Dr. Huang: As every new technology, Jan, we have two main challenges. On the one hand, there is not enough research and data, and especially in childrenm so definitely we have to create diagnostic criteria that is proved by research. And it has to be compared to the standard which is normal, histologic, or conventional biopsies. Now, just to give you an example, how does the normal esophagus looks under CLE versus using eosinophilic esophagitis. And this is just much more than we need to learn. At Cook Children's this is what we are trying to work on. Once we have set diagnostic findings for what is considered normal versus abnormal, we will proceed with molecular imaging techniques. Again, it will take some time. Our second challenge is the matter of insurance companies approving this procedure. Most commercial insurance may only approve CLE for the upper endoscopy portion, and not the colonoscopy versus others will not approve it at all. So to get the case approved, it requires a lot of discussions with the insurance directors and doing a lot of peer-to-peer evaluation. So I believe that that will get better with time.

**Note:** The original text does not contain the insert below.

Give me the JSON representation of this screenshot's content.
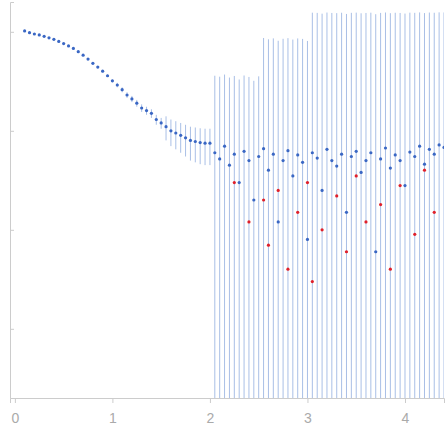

Host: This is such a fascinating conversation, and I wish we had more time. But one more question before we close. If you could predict the future of pediatric gastroenterology, what would it look like?

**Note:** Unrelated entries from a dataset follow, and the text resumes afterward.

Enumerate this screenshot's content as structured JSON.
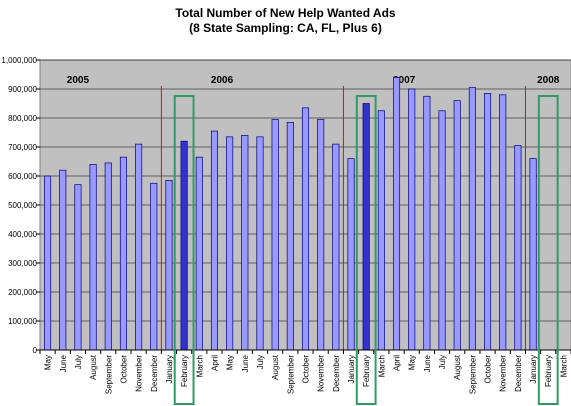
{
  "chart_data": {
    "type": "bar",
    "title": "Total Number of New Help Wanted Ads",
    "subtitle": "(8 State Sampling: CA, FL, Plus 6)",
    "xlabel": "",
    "ylabel": "",
    "ylim": [
      0,
      1000000
    ],
    "y_ticks": [
      "0",
      "100,000",
      "200,000",
      "300,000",
      "400,000",
      "500,000",
      "600,000",
      "700,000",
      "800,000",
      "900,000",
      "1,000,000"
    ],
    "grid": true,
    "legend": "none",
    "categories": [
      "May",
      "June",
      "July",
      "August",
      "September",
      "October",
      "November",
      "December",
      "January",
      "February",
      "March",
      "April",
      "May",
      "June",
      "July",
      "August",
      "September",
      "October",
      "November",
      "December",
      "January",
      "February",
      "March",
      "April",
      "May",
      "June",
      "July",
      "August",
      "September",
      "October",
      "November",
      "December",
      "January",
      "February",
      "March"
    ],
    "series": [
      {
        "values": [
          600000,
          620000,
          570000,
          640000,
          645000,
          665000,
          710000,
          575000,
          585000,
          720000,
          665000,
          755000,
          735000,
          740000,
          735000,
          795000,
          785000,
          835000,
          795000,
          710000,
          660000,
          850000,
          825000,
          940000,
          900000,
          875000,
          825000,
          860000,
          905000,
          885000,
          880000,
          705000,
          660000,
          null,
          null
        ]
      }
    ],
    "year_labels": [
      {
        "label": "2005",
        "index": 2
      },
      {
        "label": "2006",
        "index": 11.5
      },
      {
        "label": "2007",
        "index": 23.5
      },
      {
        "label": "2008",
        "index": 33
      }
    ],
    "year_dividers_after_index": [
      7.5,
      19.5,
      31.5
    ],
    "highlighted_months": [
      9,
      21,
      33
    ],
    "colors": {
      "bar": "#9999ff",
      "bar_edge": "#000080",
      "plot_bg": "#c0c0c0",
      "divider": "#ff0000",
      "highlight": "#339966",
      "grid": "#000000"
    }
  }
}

Dr. Huang: That's a really broad question. And I will probably need more than few minutes to answer that. But I will just give you my personal thoughts. The future of pediatric gastroenterology and medicine in general will be to deliver individualized care that is tailored to the needs of the patient. So how are we going to be doing this? Well, we'll have to first gather as much information during the patient initial encounter. And as it becomes more available, we'll be able to evaluate the patient's genome and microbiome and obtain very individualized information from the patient's condition. The pediatric gastroenterologist may need to obtain diagnosis with state-of-the-art endoscopic procedures. So, no doubt that the technology we have in our endoscope is significantly advancing. So consider in the future we might have endoscopes could offer a 360 degree, high-definition view with magnification and embedded artificial intelligence. This sounds fascinating. Again, this will help us to obtain precise diagnosis and decrease the risk of missing pathology. The end of microscopy will open the way to molecular imaging. Now molecular imaging, think about in vivo drug trials and response. This will give us an entrance into individualized therapy to the specific phenotype of the patient that we're caring for. Also in the future, we might need to use nano medicine which can test different drugs in individualized organs for potential therapy. And then we will do point-care testing which will offer to treat the patient with an adequate dose. As this patient is followed, he or she will need to be cared by a multidisciplinary care team. So think about multiple health care professionals who can offer their expertise to care for the individual human being. Now in the future, I also believe that the pediatric gastroenterologist will need to focus on real-time problems in our community. This includes obesity and fatty liver diseases, among some. As a society, we will need to collaborate with different entities from government, to school districts, insurance companies and industry to overcome the limits that we have now in dealing with these endemic problems.
Host: Wow, that's amazing. I want to thank you so much for your time today. We appreciate all you do and the amazing impact you are having on the health of children and their families.
Dr. Huang: Thank you very much, Jan, and it was a pleasure to be here with you.